Newbury eyed for medical marijuana business

Company also looking at Georgetown, Newburyport

(Continued)

The plan is to offer “top quality, organic medical grade cannabinoid medicaments” within a small, secure office space accessible only to patients with state-issued medical marijuana cards and guarded by a “casino grade security” team, Terricone said. The facility will offer a “clean, professional, welcoming atmosphere” and fully comply with Massachusetts’s regulations, seen as some of the strictest in the country when it comes to medicinal cannabis, he said.

He noted that one of the more common misconceptions about these types of dispensaries is that users will go to a facility just as a way to obtain the drug legally. But at Medicinal Evolutions “there will be absolutely no consumption on site and no loitering of any kind around our facility.” The firm will have drug counselors on hand to advise on usage and, when medically indicated, will promote use of vaporizers, edibles and other non-combustion delivery options.

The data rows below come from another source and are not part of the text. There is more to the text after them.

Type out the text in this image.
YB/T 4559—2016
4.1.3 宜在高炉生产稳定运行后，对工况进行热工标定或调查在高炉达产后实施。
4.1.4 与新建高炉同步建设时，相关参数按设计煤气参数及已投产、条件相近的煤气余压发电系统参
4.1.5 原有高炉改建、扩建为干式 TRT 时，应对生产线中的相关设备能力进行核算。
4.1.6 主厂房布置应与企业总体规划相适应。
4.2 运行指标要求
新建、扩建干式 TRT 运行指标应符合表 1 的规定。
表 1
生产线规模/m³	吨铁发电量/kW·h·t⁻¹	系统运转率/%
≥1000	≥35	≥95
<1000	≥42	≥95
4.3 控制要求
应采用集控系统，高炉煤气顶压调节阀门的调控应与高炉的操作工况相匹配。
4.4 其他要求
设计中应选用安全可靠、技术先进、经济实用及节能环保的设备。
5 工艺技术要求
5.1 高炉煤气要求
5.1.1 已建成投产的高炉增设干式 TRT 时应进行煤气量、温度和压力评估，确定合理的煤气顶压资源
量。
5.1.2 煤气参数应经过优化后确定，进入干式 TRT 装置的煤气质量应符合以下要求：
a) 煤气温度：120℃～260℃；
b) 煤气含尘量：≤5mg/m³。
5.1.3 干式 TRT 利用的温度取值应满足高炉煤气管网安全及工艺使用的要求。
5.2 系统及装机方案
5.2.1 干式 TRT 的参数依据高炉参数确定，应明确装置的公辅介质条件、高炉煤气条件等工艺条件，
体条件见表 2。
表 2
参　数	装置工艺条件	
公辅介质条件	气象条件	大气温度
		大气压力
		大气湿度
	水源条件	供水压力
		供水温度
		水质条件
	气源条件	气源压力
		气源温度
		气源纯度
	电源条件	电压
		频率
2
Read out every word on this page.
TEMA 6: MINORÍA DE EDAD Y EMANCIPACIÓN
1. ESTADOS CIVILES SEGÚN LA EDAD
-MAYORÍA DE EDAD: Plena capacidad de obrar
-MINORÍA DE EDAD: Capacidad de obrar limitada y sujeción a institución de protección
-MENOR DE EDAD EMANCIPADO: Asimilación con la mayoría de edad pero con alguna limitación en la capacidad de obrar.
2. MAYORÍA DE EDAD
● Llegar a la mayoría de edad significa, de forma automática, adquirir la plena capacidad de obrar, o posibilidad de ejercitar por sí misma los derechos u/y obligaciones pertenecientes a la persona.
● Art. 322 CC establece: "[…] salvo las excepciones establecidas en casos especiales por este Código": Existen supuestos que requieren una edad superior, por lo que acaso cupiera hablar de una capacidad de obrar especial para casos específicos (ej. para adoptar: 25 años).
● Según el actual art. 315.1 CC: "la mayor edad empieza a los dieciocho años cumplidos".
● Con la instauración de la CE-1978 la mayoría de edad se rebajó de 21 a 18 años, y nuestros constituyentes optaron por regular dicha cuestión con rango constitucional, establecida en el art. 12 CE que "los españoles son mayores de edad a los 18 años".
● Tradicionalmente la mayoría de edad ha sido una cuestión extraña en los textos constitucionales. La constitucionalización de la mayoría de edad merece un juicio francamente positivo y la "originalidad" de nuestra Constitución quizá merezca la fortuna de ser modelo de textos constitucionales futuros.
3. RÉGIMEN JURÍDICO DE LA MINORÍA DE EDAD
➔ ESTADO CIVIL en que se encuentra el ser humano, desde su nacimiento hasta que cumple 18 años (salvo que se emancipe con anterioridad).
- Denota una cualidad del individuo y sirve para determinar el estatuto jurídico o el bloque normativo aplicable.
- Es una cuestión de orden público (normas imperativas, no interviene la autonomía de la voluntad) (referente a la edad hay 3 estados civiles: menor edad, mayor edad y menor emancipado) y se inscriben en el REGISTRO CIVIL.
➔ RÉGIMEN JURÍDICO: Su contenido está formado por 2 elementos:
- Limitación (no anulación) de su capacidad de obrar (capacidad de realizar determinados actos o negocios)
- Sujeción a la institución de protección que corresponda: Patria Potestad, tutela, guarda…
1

“This will not be a tie-dye, hippie-style business,” stressed Tarricone. He anticipates that the vast majority of his clients will be middle-aged people or older folks with debilitating diseases such as cancer, multiple sclerosis or Crohn’s disease who seek an alternative to addictive pharmaceutical painkillers like oxycontin or morphine.

“Cannabis has been proven to treat symptoms of many serious diseases; and if a sick patient is helped through the use of a natural plant, they should have safe access to quality products,” he said. “We constantly hear that cannabis gives them a way to live their life normally again, without the side-effects of these heavily addicting drugs.”

Medicinal Evolution plans to donate a percentage of its revenue to local nonprofits and for discounts for low-income patients.

But in an email to selectmen dated June 25, residents Melanie and John Horne “strongly” opposed the idea, saying it would brand the town “solely as the location for a marijuana facility” and negatively impact property values. George and Joan Morse and Paul Piraino also issued written objections.